In short, there is an exuberance to music like this from the period when WWII was drawing to a close. Granted, the end was not yet nigh; Hitler was gone, but the war in the Pacific had yet to conclude. Hiroshima and Nagasaki would not become household names until August.

And yet, at the time, America surely seemed to be atop the heap, although if we go deeper, it can be seen that this dawning age of well-ordered preeminence was remarkably brief, and a mere historical blip. The situation changed, and quickly.

In the mid- to late-1960s, only 20-something years after Dorsey’s version of “On The Atchison Topeka And Santa Fe” was recorded, I was listening to it in company with the other songs on my father’s LP collections of the Swing Era. We always listened to them on Sunday mornings over a big breakfast. To my dad, this was church.

For better or worse, he was populist to the core and at the time, much troubled by the Vietnam War, hippies and societal dislocation; in truth, the wealthy fat cats weren’t giving the little guy a fair shake, but hadn’t he served three years in the Marine Corps for just a little bit of fairness?

I don’t think my father ever put all these pieces together. He had strong feelings about injustice, but lacked a consistent framework to express them. It doesn’t really matter. The point I’m trying to make is that only two decades after the war, songs like “On The Atchison Topeka And Santa Fe” already had become mile markers for him.

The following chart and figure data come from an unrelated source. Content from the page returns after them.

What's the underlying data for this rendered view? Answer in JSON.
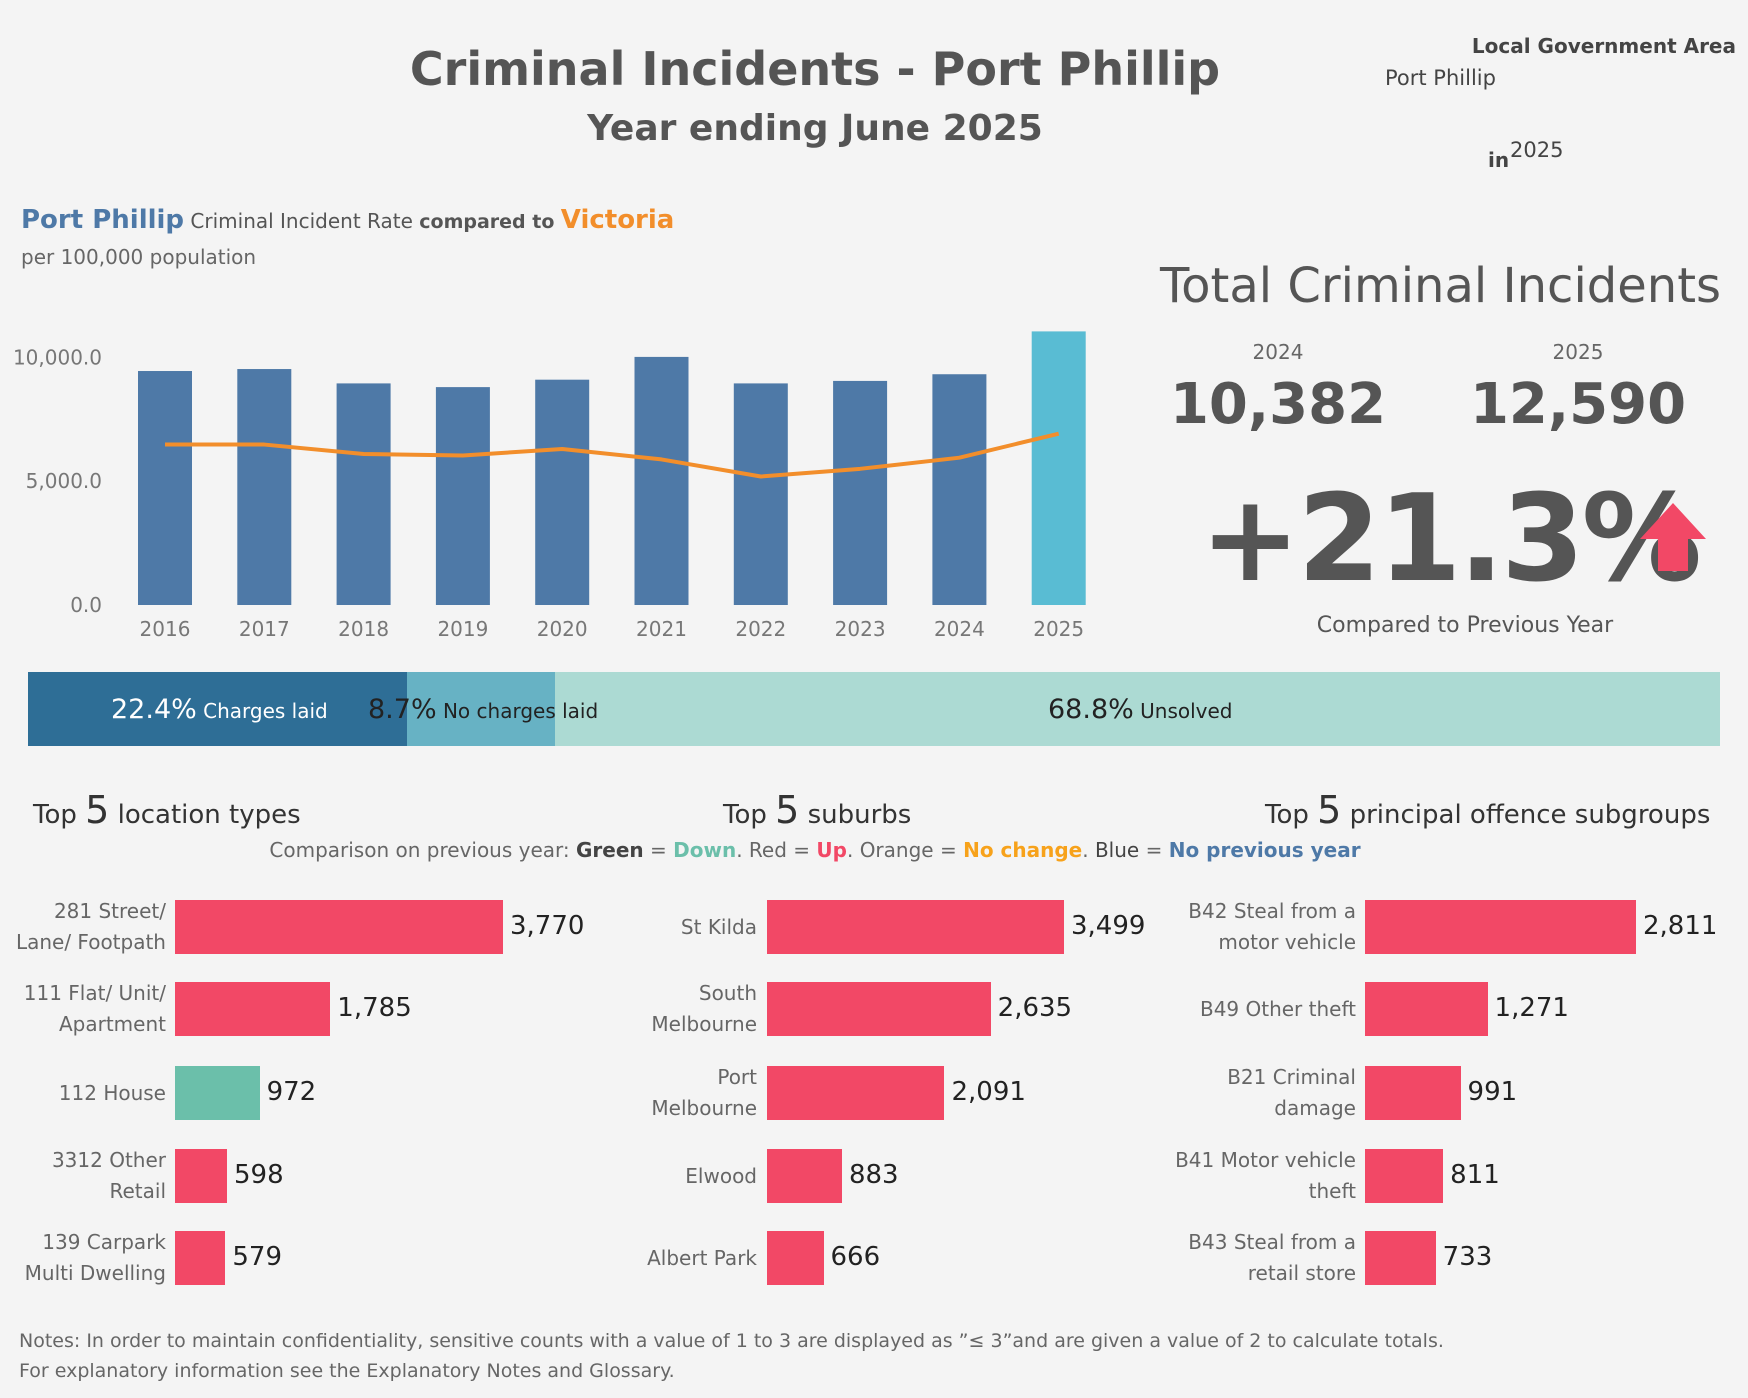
{
  "header": {
    "title": "Criminal Incidents - Port Phillip",
    "subtitle": "Year ending June 2025"
  },
  "filters": {
    "lga_label": "Local Government Area",
    "lga_value": "Port Phillip",
    "in_label": "in",
    "year_value": "2025"
  },
  "rate_chart": {
    "heading_area": "Port Phillip",
    "heading_middle": "Criminal Incident Rate",
    "heading_compared": "compared to",
    "heading_state": "Victoria",
    "subheading": "per 100,000 population",
    "y_ticks": [
      "10,000.0",
      "5,000.0",
      "0.0"
    ],
    "colors": {
      "bar": "#4e79a7",
      "bar_current": "#59bcd3",
      "line": "#f28e2b"
    }
  },
  "chart_data": [
    {
      "type": "bar",
      "categories": [
        "2016",
        "2017",
        "2018",
        "2019",
        "2020",
        "2021",
        "2022",
        "2023",
        "2024",
        "2025"
      ],
      "series": [
        {
          "name": "Port Phillip",
          "values": [
            9450,
            9530,
            8950,
            8800,
            9100,
            10020,
            8950,
            9050,
            9320,
            11050
          ]
        },
        {
          "name": "Victoria",
          "values": [
            6480,
            6480,
            6100,
            6040,
            6300,
            5880,
            5190,
            5500,
            5950,
            6920
          ]
        }
      ],
      "ylim": [
        0,
        11050
      ],
      "xlabel": "",
      "ylabel": ""
    },
    {
      "type": "bar",
      "title": "Top 5 location types",
      "categories": [
        "281 Street/ Lane/ Footpath",
        "111 Flat/ Unit/ Apartment",
        "112 House",
        "3312 Other Retail",
        "139 Carpark Multi Dwelling"
      ],
      "values": [
        3770,
        1785,
        972,
        598,
        579
      ],
      "trend": [
        "Up",
        "Up",
        "Down",
        "Up",
        "Up"
      ]
    },
    {
      "type": "bar",
      "title": "Top 5 suburbs",
      "categories": [
        "St Kilda",
        "South Melbourne",
        "Port Melbourne",
        "Elwood",
        "Albert Park"
      ],
      "values": [
        3499,
        2635,
        2091,
        883,
        666
      ],
      "trend": [
        "Up",
        "Up",
        "Up",
        "Up",
        "Up"
      ]
    },
    {
      "type": "bar",
      "title": "Top 5 principal offence subgroups",
      "categories": [
        "B42 Steal from a motor vehicle",
        "B49 Other theft",
        "B21 Criminal damage",
        "B41 Motor vehicle theft",
        "B43 Steal from a retail store"
      ],
      "values": [
        2811,
        1271,
        991,
        811,
        733
      ],
      "trend": [
        "Up",
        "Up",
        "Up",
        "Up",
        "Up"
      ]
    }
  ],
  "totals": {
    "title": "Total Criminal Incidents",
    "prev_year": "2024",
    "prev_value": "10,382",
    "curr_year": "2025",
    "curr_value": "12,590",
    "change": "+21.3%",
    "change_icon": "arrow-up-icon",
    "change_color": "#f24866",
    "compared_label": "Compared to Previous Year"
  },
  "outcomes": [
    {
      "pct": "22.4%",
      "label": "Charges laid",
      "share": 22.4,
      "color": "#2e6e96",
      "text_color": "#ffffff"
    },
    {
      "pct": "8.7%",
      "label": "No charges laid",
      "share": 8.7,
      "color": "#67b2c4",
      "text_color": "#222222"
    },
    {
      "pct": "68.8%",
      "label": "Unsolved",
      "share": 68.8,
      "color": "#acdad3",
      "text_color": "#222222"
    }
  ],
  "sections": {
    "top_word": "Top",
    "top_n": "5",
    "locations_suffix": "location types",
    "suburbs_suffix": "suburbs",
    "offences_suffix": "principal offence subgroups"
  },
  "legend": {
    "prefix": "Comparison on previous year:",
    "green": "Green",
    "down": "Down",
    "red": "Red",
    "up": "Up",
    "orange": "Orange",
    "no_change": "No change",
    "blue": "Blue",
    "no_prev": "No previous year",
    "eq": "=",
    "colors": {
      "down": "#6bbfaa",
      "up": "#f24866",
      "no_change": "#f7a21b",
      "no_prev": "#4e79a7"
    }
  },
  "location_labels": [
    [
      "281 Street/",
      "Lane/ Footpath"
    ],
    [
      "111 Flat/ Unit/",
      "Apartment"
    ],
    [
      "112 House"
    ],
    [
      "3312 Other",
      "Retail"
    ],
    [
      "139 Carpark",
      "Multi Dwelling"
    ]
  ],
  "location_values": [
    "3,770",
    "1,785",
    "972",
    "598",
    "579"
  ],
  "suburb_labels": [
    [
      "St Kilda"
    ],
    [
      "South",
      "Melbourne"
    ],
    [
      "Port",
      "Melbourne"
    ],
    [
      "Elwood"
    ],
    [
      "Albert Park"
    ]
  ],
  "suburb_values": [
    "3,499",
    "2,635",
    "2,091",
    "883",
    "666"
  ],
  "offence_labels": [
    [
      "B42 Steal from a",
      "motor vehicle"
    ],
    [
      "B49 Other theft"
    ],
    [
      "B21 Criminal",
      "damage"
    ],
    [
      "B41 Motor vehicle",
      "theft"
    ],
    [
      "B43 Steal from a",
      "retail store"
    ]
  ],
  "offence_values": [
    "2,811",
    "1,271",
    "991",
    "811",
    "733"
  ],
  "notes": {
    "label": "Notes",
    "line1": ":  In order to maintain confidentiality, sensitive counts with a value of 1 to 3  are displayed as ”≤ 3”and are given a value of 2 to calculate totals.",
    "line2": "For explanatory information see the Explanatory Notes and Glossary."
  }
}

When he heard them, all those great things once again were possible.

Circa 1987, Gore Vidal spoke briefly and eloquently about the reality of the period.

The last best hope of earth, two trillion dollars in debt, is spinning out of control, and all we can do is stare at a flickering cathode-ray tube as Ollie “answers” questions on TV while the press, resolutely irrelevant as ever, asks politicians if they have committed adultery. From V-J Day 1945 to this has been, my fellow countrymen, a perfect nightmare.

It’s 2018, and Dorsey’s recording of “On The Atchison Topeka And Santa Fe” will be 73 in May. The problem isn’t so much that “they don’t make ’em like this any more,” although this is certifiably true.

To me, the real problem is the likelihood of someone reading about the song, and being unable to imagine what a passenger train is, having never experienced one. No wonder we’ve gone to hell in a hand basket.